Who wants to make a nice fat commission? Find me a used Escelera staircat or a wesco stair king and ship it to me.

I want something like what Mark has, 66" tall.


.


----------



## MASTRPLUMB (Mar 22, 2019)

TANGO

https://www.hallmarkfix.com/used-stair-climbers/ :biggrin:


----------



## MASTRPLUMB (Mar 22, 2019)

On the hunt !


----------



## Master Mark (Aug 14, 2009)

it just amazes me what you can find on the internet like a place that re-builds old stair climbers 

1300 for a used stair cat is not too bad...


Tango...here is the one you could not get out of Buffalo NY...
I trimmed it down from a 72 inch unit to a 63 inch one.... 

took out this 75 power vent on Wednesday....

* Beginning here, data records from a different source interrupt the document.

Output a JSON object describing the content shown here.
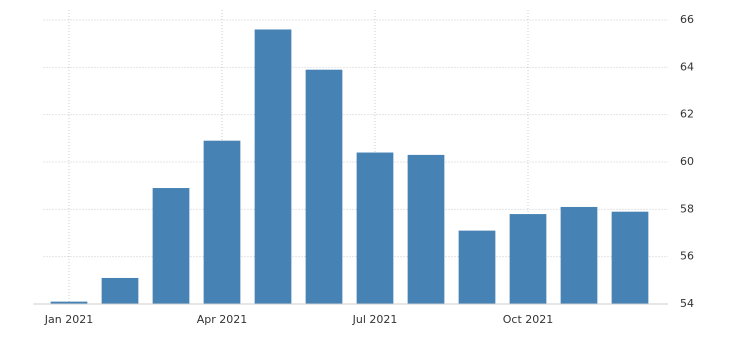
{
  "chart_data": {
    "type": "bar",
    "categories": [
      "Jan 2021",
      null,
      null,
      "Apr 2021",
      null,
      null,
      "Jul 2021",
      null,
      null,
      "Oct 2021",
      null,
      null
    ],
    "values": [
      54.1,
      55.1,
      58.9,
      60.9,
      65.6,
      63.9,
      60.4,
      60.3,
      57.1,
      57.8,
      58.1,
      57.9
    ],
    "color": "#4682b4",
    "ylim": [
      54,
      66
    ],
    "yticks": [
      54,
      56,
      58,
      60,
      62,
      64,
      66
    ],
    "grid": true,
    "y_axis_side": "right"
  }
}
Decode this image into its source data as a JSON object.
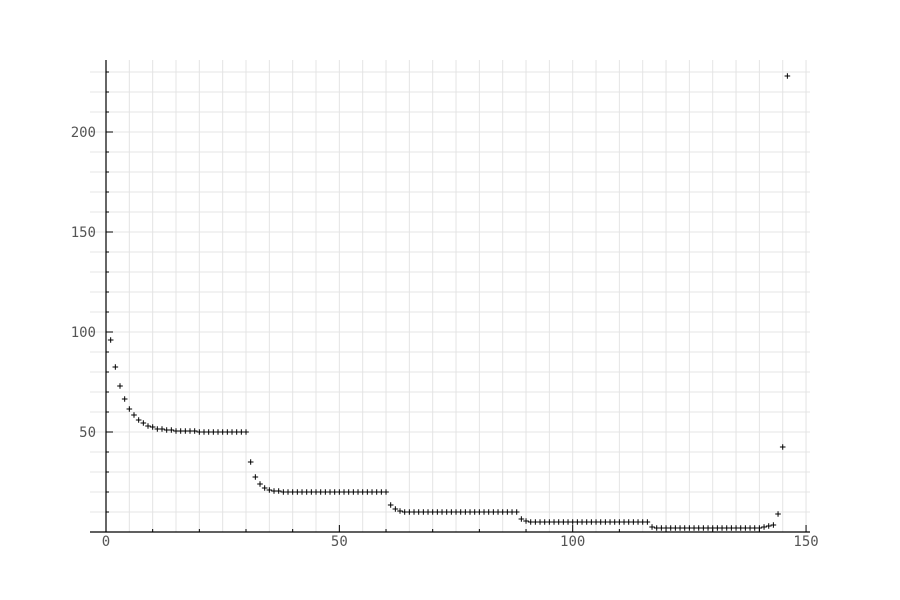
{
  "chart_data": {
    "type": "scatter",
    "title": "",
    "xlabel": "",
    "ylabel": "",
    "marker": "+",
    "grid": true,
    "colors": {
      "marker": "#000000",
      "axis": "#000000",
      "grid": "#e4e4e4",
      "tick_label": "#555555",
      "plot_background": "#ffffff"
    },
    "xlim": [
      -3,
      150
    ],
    "ylim": [
      0,
      233
    ],
    "x_ticks": [
      0,
      50,
      100,
      150
    ],
    "x_tick_labels": [
      "0",
      "50",
      "100",
      "150"
    ],
    "y_ticks": [
      50,
      100,
      150,
      200
    ],
    "y_tick_labels": [
      "50",
      "100",
      "150",
      "200"
    ],
    "series": [
      {
        "x": [
          1,
          2,
          3,
          4,
          5,
          6,
          7,
          8,
          9,
          10,
          11,
          12,
          13,
          14,
          15,
          16,
          17,
          18,
          19,
          20,
          21,
          22,
          23,
          24,
          25,
          26,
          27,
          28,
          29,
          30,
          31,
          32,
          33,
          34,
          35,
          36,
          37,
          38,
          39,
          40,
          41,
          42,
          43,
          44,
          45,
          46,
          47,
          48,
          49,
          50,
          51,
          52,
          53,
          54,
          55,
          56,
          57,
          58,
          59,
          60,
          61,
          62,
          63,
          64,
          65,
          66,
          67,
          68,
          69,
          70,
          71,
          72,
          73,
          74,
          75,
          76,
          77,
          78,
          79,
          80,
          81,
          82,
          83,
          84,
          85,
          86,
          87,
          88,
          89,
          90,
          91,
          92,
          93,
          94,
          95,
          96,
          97,
          98,
          99,
          100,
          101,
          102,
          103,
          104,
          105,
          106,
          107,
          108,
          109,
          110,
          111,
          112,
          113,
          114,
          115,
          116,
          117,
          118,
          119,
          120,
          121,
          122,
          123,
          124,
          125,
          126,
          127,
          128,
          129,
          130,
          131,
          132,
          133,
          134,
          135,
          136,
          137,
          138,
          139,
          140,
          141,
          142,
          143,
          144,
          145,
          146
        ],
        "y": [
          96,
          82.5,
          73,
          66.5,
          61.5,
          58.5,
          56,
          54.5,
          53,
          52.5,
          51.5,
          51.5,
          51,
          51,
          50.5,
          50.5,
          50.5,
          50.5,
          50.5,
          50,
          50,
          50,
          50,
          50,
          50,
          50,
          50,
          50,
          50,
          50,
          35,
          27.5,
          24,
          22,
          21,
          20.5,
          20.5,
          20,
          20,
          20,
          20,
          20,
          20,
          20,
          20,
          20,
          20,
          20,
          20,
          20,
          20,
          20,
          20,
          20,
          20,
          20,
          20,
          20,
          20,
          20,
          13.5,
          11.5,
          10.5,
          10,
          10,
          10,
          10,
          10,
          10,
          10,
          10,
          10,
          10,
          10,
          10,
          10,
          10,
          10,
          10,
          10,
          10,
          10,
          10,
          10,
          10,
          10,
          10,
          10,
          6.5,
          5.5,
          5,
          5,
          5,
          5,
          5,
          5,
          5,
          5,
          5,
          5,
          5,
          5,
          5,
          5,
          5,
          5,
          5,
          5,
          5,
          5,
          5,
          5,
          5,
          5,
          5,
          5,
          2.5,
          2,
          2,
          2,
          2,
          2,
          2,
          2,
          2,
          2,
          2,
          2,
          2,
          2,
          2,
          2,
          2,
          2,
          2,
          2,
          2,
          2,
          2,
          2,
          2.5,
          3,
          3.5,
          9,
          42.5,
          228
        ]
      }
    ]
  }
}
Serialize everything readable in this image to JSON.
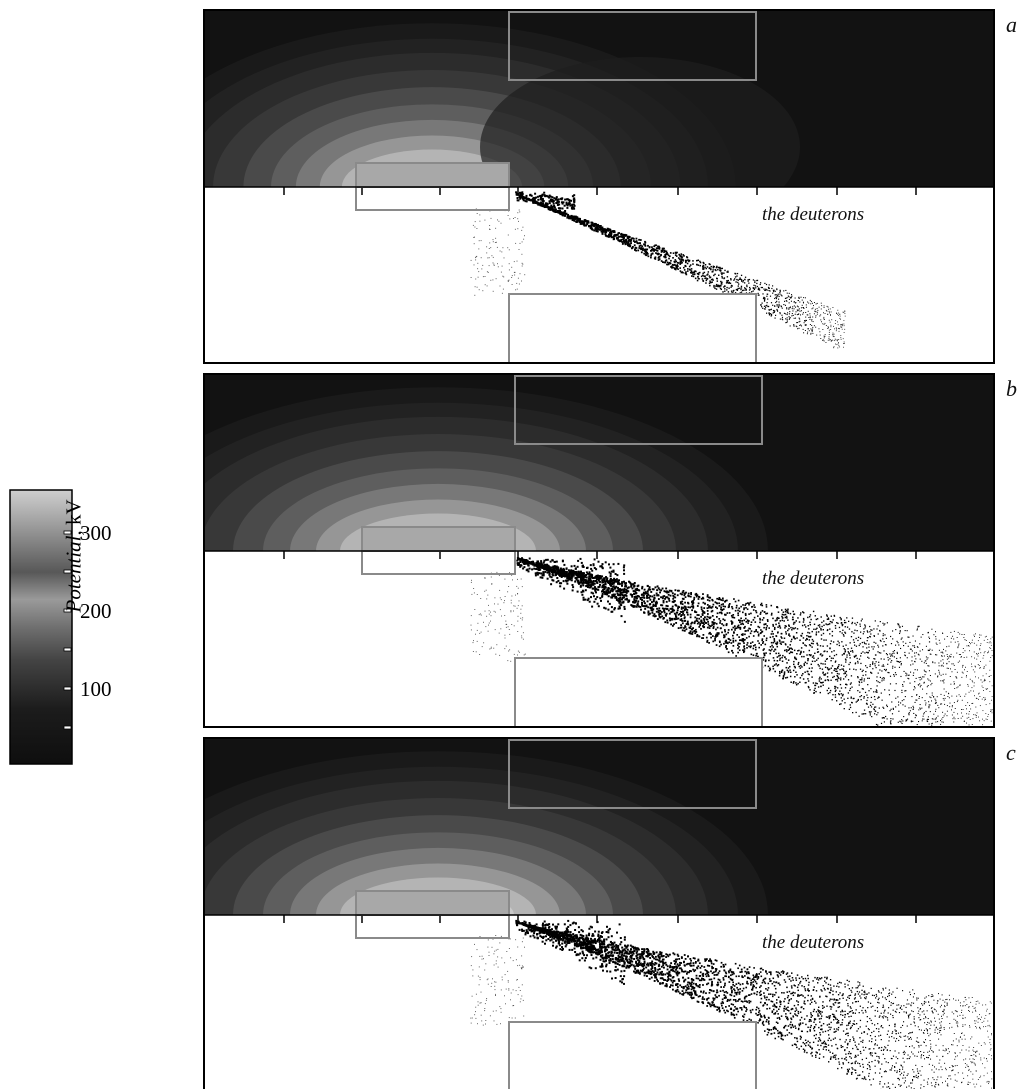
{
  "colors": {
    "field_dark": "#121212",
    "electrode_outline": "#8a8a8a",
    "inner_electrode_fill": "#a8a8a8",
    "particle": "#000000",
    "frame": "#000000"
  },
  "colorbar": {
    "title_italic": "Potential,",
    "title_unit": " kV",
    "tick_labels": [
      "300",
      "200",
      "100"
    ],
    "gradient_stops": [
      "#111111",
      "#222222",
      "#555555",
      "#777777",
      "#555555",
      "#888888",
      "#aaaaaa",
      "#cccccc"
    ]
  },
  "panels": [
    {
      "letter": "a",
      "label": "the deuterons",
      "beam_spread": 0.55,
      "particle_density": 0.35
    },
    {
      "letter": "b",
      "label": "the deuterons",
      "beam_spread": 1.0,
      "particle_density": 1.0
    },
    {
      "letter": "c",
      "label": "the deuterons",
      "beam_spread": 1.0,
      "particle_density": 1.0
    }
  ]
}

https://photos.app.goo.gl/h12LuGqXpPaUvvTN7


----------



## Tango (Jan 13, 2018)

Master Mark said:


> it just amazes me what you can find on the internet like a place that re-builds old stair climbers
> 
> 1300 for a used stair cat is not too bad...
> 
> ...




Mark that's 1340 Pound sterling which equates to 2342.33$ CAD and that doesn't include shipping from England.


----------